Baseline: first working end-to-end run, 2 epochs on an L4 GPU (plain SGD, no momentum) — train loss 7.78 → 6.16, val loss 6.46 → 6.13. Confirms the full pipeline (tokenizer → dataset → model → optimizer) trains correctly. Model and training code have since moved to model.py/train.py, with F.cross_entropy for the loss, GPT-style weight initialization (scaled residual output projections), and AdamW as the optimizer.
Local iteration run: for fast iteration on a MacBook (mps backend, no full-size GPU), 04-train.ipynb slices the cached training indices down to a fixed NUMBER_OF_TRAIN_TOKENS (10M tokens) instead of the full ~163M-token train set, and uses a much smaller model (1,628,672 trainable params: embedding_dim=128, proj_dim=256, n_heads=4, n_layers=4, context_size=512) — a smoke-test setup, not the production-scale target from 03-model.ipynb. 4 epochs with AdamW: train loss 4.21 → 2.51, val loss 3.67 → 2.73. Checkpoints save model_state_dict, optimizer_state_dict, config, and epoch together to checkpoints/*.pt so a model can be reconstructed and reloaded without re-deriving hyperparameters.

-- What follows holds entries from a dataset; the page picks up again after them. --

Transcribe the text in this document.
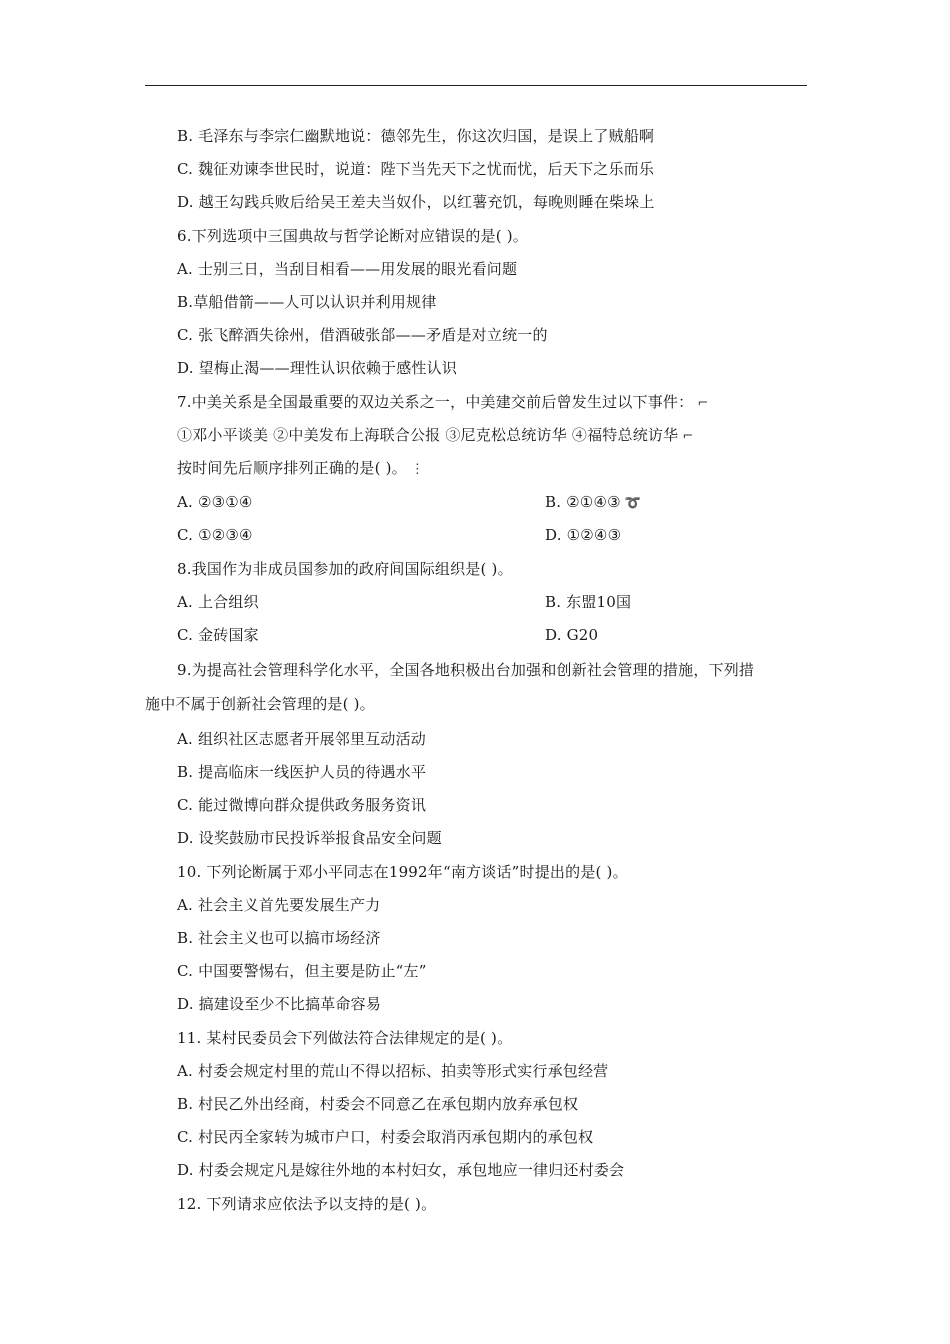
B. 毛泽东与李宗仁幽默地说：德邻先生，你这次归国，是误上了贼船啊
C. 魏征劝谏李世民时，说道：陛下当先天下之忧而忧，后天下之乐而乐
D. 越王勾践兵败后给吴王差夫当奴仆，以红薯充饥，每晚则睡在柴垛上
6.下列选项中三国典故与哲学论断对应错误的是( )。
A. 士别三日，当刮目相看——用发展的眼光看问题
B.草船借箭——人可以认识并利用规律
C. 张飞醉酒失徐州，借酒破张郃——矛盾是对立统一的
D. 望梅止渴——理性认识依赖于感性认识
7.中美关系是全国最重要的双边关系之一，中美建交前后曾发生过以下事件： ⌐
①邓小平谈美 ②中美发布上海联合公报 ③尼克松总统访华 ④福特总统访华 ⌐
按时间先后顺序排列正确的是( )。 ⋮
A. ②③①④	B. ②①④③ ➰
C. ①②③④	D. ①②④③
8.我国作为非成员国参加的政府间国际组织是( )。
A. 上合组织	B. 东盟10国
C. 金砖国家	D. G20
9.为提高社会管理科学化水平，全国各地积极出台加强和创新社会管理的措施，下列措
施中不属于创新社会管理的是( )。
A. 组织社区志愿者开展邻里互动活动
B. 提高临床一线医护人员的待遇水平
C. 能过微博向群众提供政务服务资讯
D. 设奖鼓励市民投诉举报食品安全问题
10. 下列论断属于邓小平同志在1992年“南方谈话”时提出的是( )。
A. 社会主义首先要发展生产力
B. 社会主义也可以搞市场经济
C. 中国要警惕右，但主要是防止“左”
D. 搞建设至少不比搞革命容易
11. 某村民委员会下列做法符合法律规定的是( )。
A. 村委会规定村里的荒山不得以招标、拍卖等形式实行承包经营
B. 村民乙外出经商，村委会不同意乙在承包期内放弃承包权
C. 村民丙全家转为城市户口，村委会取消丙承包期内的承包权
D. 村委会规定凡是嫁往外地的本村妇女，承包地应一律归还村委会
12. 下列请求应依法予以支持的是( )。
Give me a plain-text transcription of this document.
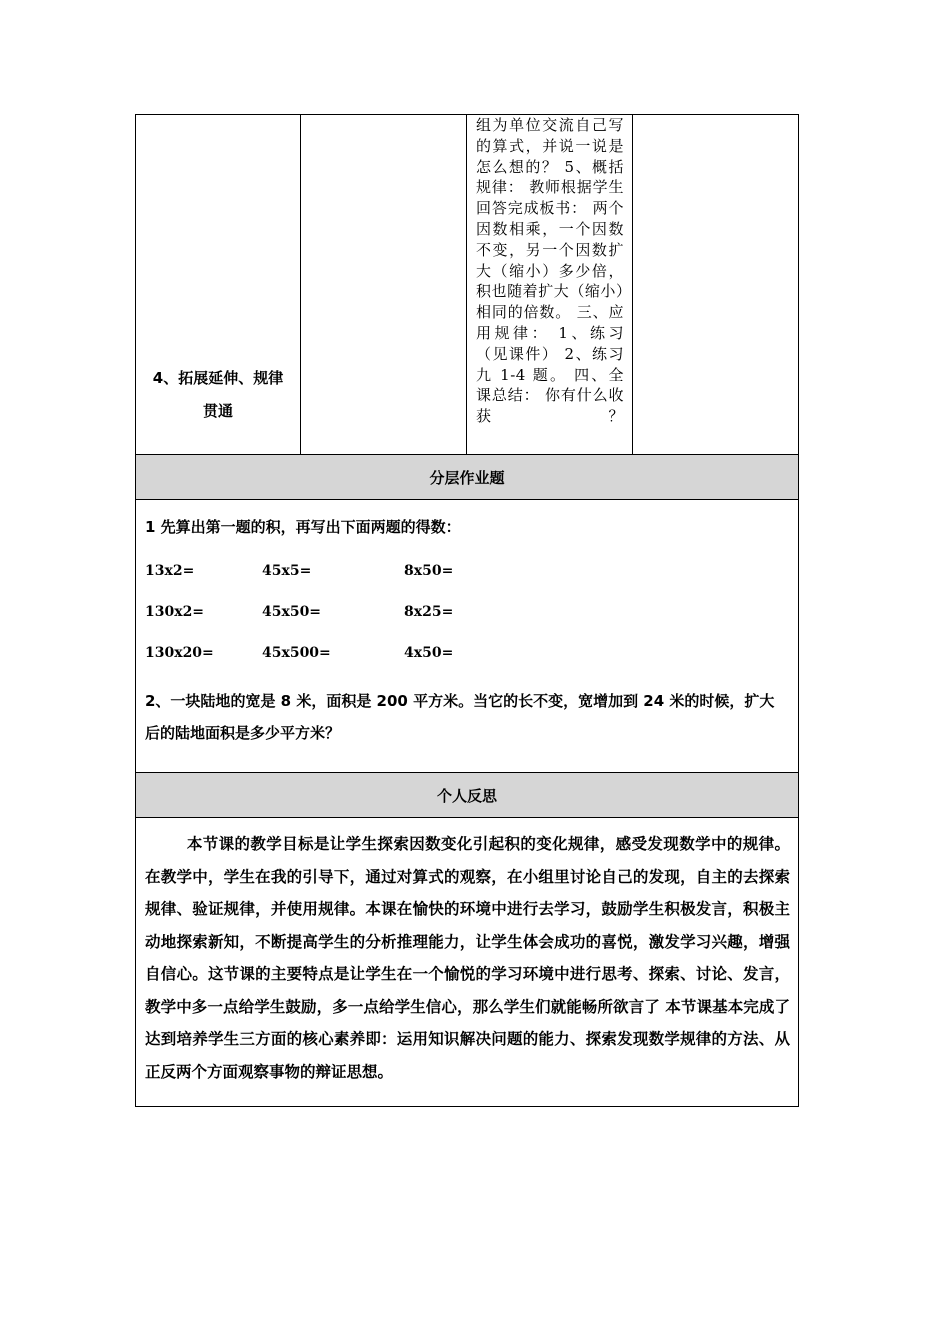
4、拓展延伸、规律
贯通

组为单位交流自己写的算式，并说一说是怎么想的？ 5、概括规律： 教师根据学生回答完成板书： 两个因数相乘，一个因数不变，另一个因数扩大（缩小）多少倍，积也随着扩大（缩小）相同的倍数。 三、应用规律： 1、练习（见课件） 2、练习九 1-4 题。 四、全课总结： 你有什么收获？

分层作业题

1 先算出第一题的积，再写出下面两题的得数：

13x2=	45x5=	8x50=
130x2=	45x50=	8x25=
130x20=	45x500=	4x50=

2、一块陆地的宽是 8 米，面积是 200 平方米。当它的长不变，宽增加到 24 米的时候，扩大后的陆地面积是多少平方米？

个人反思

本节课的教学目标是让学生探索因数变化引起积的变化规律，感受发现数学中的规律。在教学中，学生在我的引导下，通过对算式的观察，在小组里讨论自己的发现，自主的去探索规律、验证规律，并使用规律。本课在愉快的环境中进行去学习，鼓励学生积极发言，积极主动地探索新知，不断提高学生的分析推理能力，让学生体会成功的喜悦，激发学习兴趣，增强自信心。这节课的主要特点是让学生在一个愉悦的学习环境中进行思考、探索、讨论、发言，教学中多一点给学生鼓励，多一点给学生信心，那么学生们就能畅所欲言了 本节课基本完成了达到培养学生三方面的核心素养即：运用知识解决问题的能力、探索发现数学规律的方法、从正反两个方面观察事物的辩证思想。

Next steps: write a proper predict() function with top-k sampling to concretely evaluate how the small local models are performing → build a Colab-only notebook for production-scale runs (needs GPU beyond the local MacBook) → run it for a first production-close model → then split-test RoPE, an alternative activation function in place of ReLU, grouped query attention, and weight tying.